Abbaye aux Hommes de Caen (XIe à XIIIe siècles). (Photo Rodolphe Corbin © Patrimoine Normand)
Le chœur de l’Abbaye aux Hommes, et le tombeau (récent) de Guillaume le Conquérant. La sépulture d’origine a été pillée par les protestants en mai 1562. (Photo Thierry Georges Leprévost © Patrimoine Normand) |
Le duc est mort !… Dans l’abbaye, la nouvelle se répand en quelques instants : le duc est mort ! Le duc est mort !… On s’y attendait depuis trois semaines, mais, paradoxalement, quand l’événement survient, on refuse tout d’abord d’y croire. Le duc est mort ? Mais hier encore, il parlait normalement à ses proches, il les conseillait comme aux plus beaux jours de son âge ! Et ce matin, plus rien ? Le duc est mort… Après quatre décennies d’un pouvoir absolu, Guillaume le Conquérant a quitté la vie terrestre. Pourtant, il paraissait indestructible.

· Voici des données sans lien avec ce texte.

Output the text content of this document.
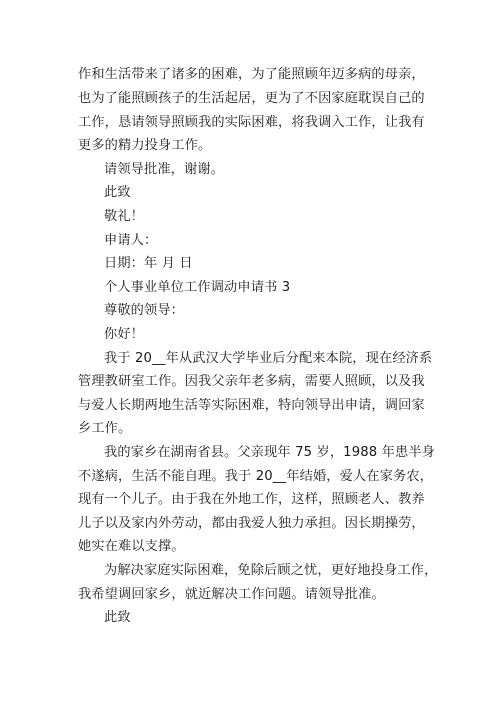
作和生活带来了诸多的困难，为了能照顾年迈多病的母亲，
也为了能照顾孩子的生活起居，更为了不因家庭耽误自己的
工作，恳请领导照顾我的实际困难，将我调入工作，让我有
更多的精力投身工作。
请领导批准，谢谢。
此致
敬礼！
申请人：
日期：年 月 日
个人事业单位工作调动申请书 3
尊敬的领导：
你好！
我于 20__年从武汉大学毕业后分配来本院，现在经济系
管理教研室工作。因我父亲年老多病，需要人照顾，以及我
与爱人长期两地生活等实际困难，特向领导出申请，调回家
乡工作。
我的家乡在湖南省县。父亲现年 75 岁，1988 年患半身
不遂病，生活不能自理。我于 20__年结婚，爱人在家务农，
现有一个儿子。由于我在外地工作，这样，照顾老人、教养
儿子以及家内外劳动，都由我爱人独力承担。因长期操劳，
她实在难以支撑。
为解决家庭实际困难，免除后顾之忧，更好地投身工作，
我希望调回家乡，就近解决工作问题。请领导批准。
此致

Tandis que les prêtres s’affairent autour du cadavre en psalmodiant leurs prières, l’étonnement lié à la disparition du duc-roi plonge son entourage dans la consternation. Voilà des années que ceux de sa cour et de sa mesnie se reposaient sur lui, qu’ils attendaient son bon vouloir pour agir, qu’ils vivaient à travers ses désirs, ses pulsions, sa générosité sélective. Et maintenant ? Que va-t-il advenir d’eux, à présent que leur phare s’est éteint ?
Le dernier voyage
Cependant, il faut agir, respecter ses dernières volontés, avertir qui de droit. Sur-le-champ, un courrier se met en route pour la France, afin d’informer Robert Courteheuse qu’il est devenu – enfin ! se dira-t-il sans doute – le nouveau duc de Normandie, un titre qui paraît bien lourd sur les épaules de l’inconséquent aîné de Guillaume et de Mahaut. Quant au roi d’Angleterre désigné quelques jours avant l’issue fatale, Guillaume le Roux apprend le décès de son père au port de Wissant, alors qu’il allait traverser le Chenal pour rejoindre Douvres. Raison de plus pour s’embarquer dare-dare et se faire couronner avant qu’un nouveau complot saxon ne se fasse jour !

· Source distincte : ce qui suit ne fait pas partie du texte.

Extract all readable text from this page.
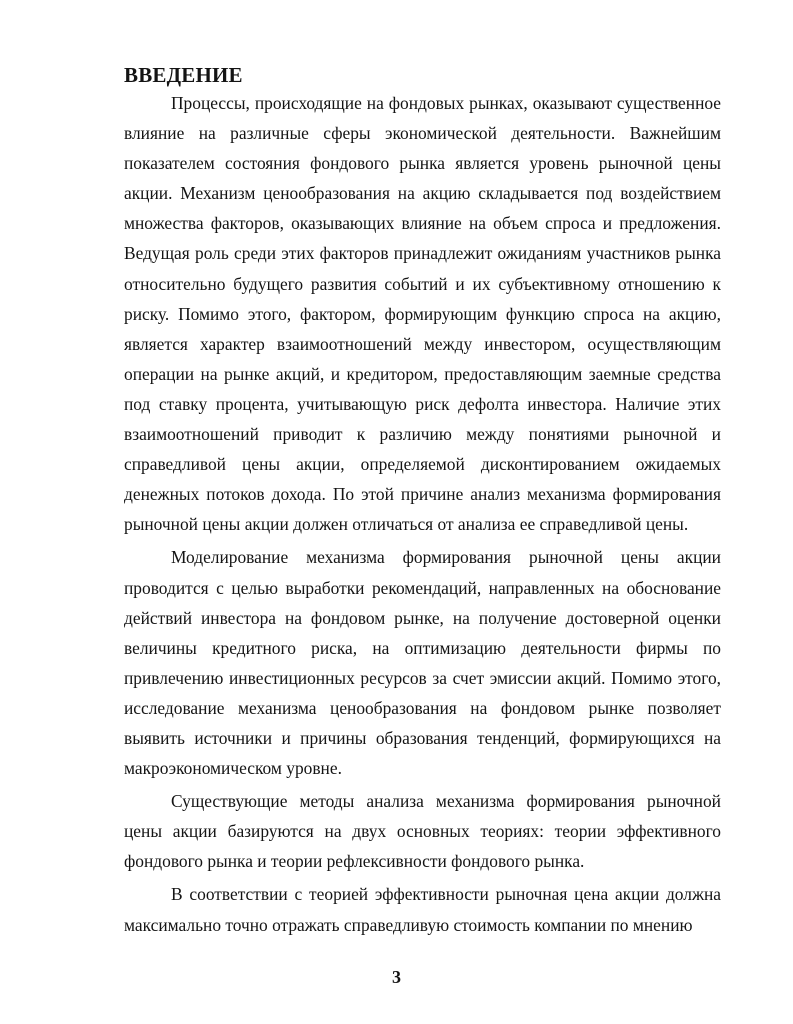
ВВЕДЕНИЕ

Процессы, происходящие на фондовых рынках, оказывают существенное влияние на различные сферы экономической деятельности. Важнейшим показателем состояния фондового рынка является уровень рыночной цены акции. Механизм ценообразования на акцию складывается под воздействием множества факторов, оказывающих влияние на объем спроса и предложения. Ведущая роль среди этих факторов принадлежит ожиданиям участников рынка относительно будущего развития событий и их субъективному отношению к риску. Помимо этого, фактором, формирующим функцию спроса на акцию, является характер взаимоотношений между инвестором, осуществляющим операции на рынке акций, и кредитором, предоставляющим заемные средства под ставку процента, учитывающую риск дефолта инвестора. Наличие этих взаимоотношений приводит к различию между понятиями рыночной и справедливой цены акции, определяемой дисконтированием ожидаемых денежных потоков дохода. По этой причине анализ механизма формирования рыночной цены акции должен отличаться от анализа ее справедливой цены.

Моделирование механизма формирования рыночной цены акции проводится с целью выработки рекомендаций, направленных на обоснование действий инвестора на фондовом рынке, на получение достоверной оценки величины кредитного риска, на оптимизацию деятельности фирмы по привлечению инвестиционных ресурсов за счет эмиссии акций. Помимо этого, исследование механизма ценообразования на фондовом рынке позволяет выявить источники и причины образования тенденций, формирующихся на макроэкономическом уровне.

Существующие методы анализа механизма формирования рыночной цены акции базируются на двух основных теориях: теории эффективного фондового рынка и теории рефлексивности фондового рынка.

В соответствии с теорией эффективности рыночная цена акции должна максимально точно отражать справедливую стоимость компании по мнению

3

La triste nouvelle mettra beaucoup plus longtemps à parvenir en Italie du sud, où se trouve la mission orientale envoyée par Guillaume pour ramener de Nicée la sépulture de son père, sur le chemin de son cher duché ; en apprenant que le fils de celui qu’ils escortent est mort lui aussi, les ambassadeurs abandonnent leur funèbre chargement, et c’est là, sur une route de Calabre, que Robert le Magnifique achève son voyage de retour ; c’est là que ses restes sont perdus à tout jamais, sur cette péninsule colonisée par les Normands de Tancrède de Hauteville, pas tout à fait en terre étrangère…
Partout, règne l’agitation fébrile propre aux grands changements. On connaît bien ici et là quelques mou...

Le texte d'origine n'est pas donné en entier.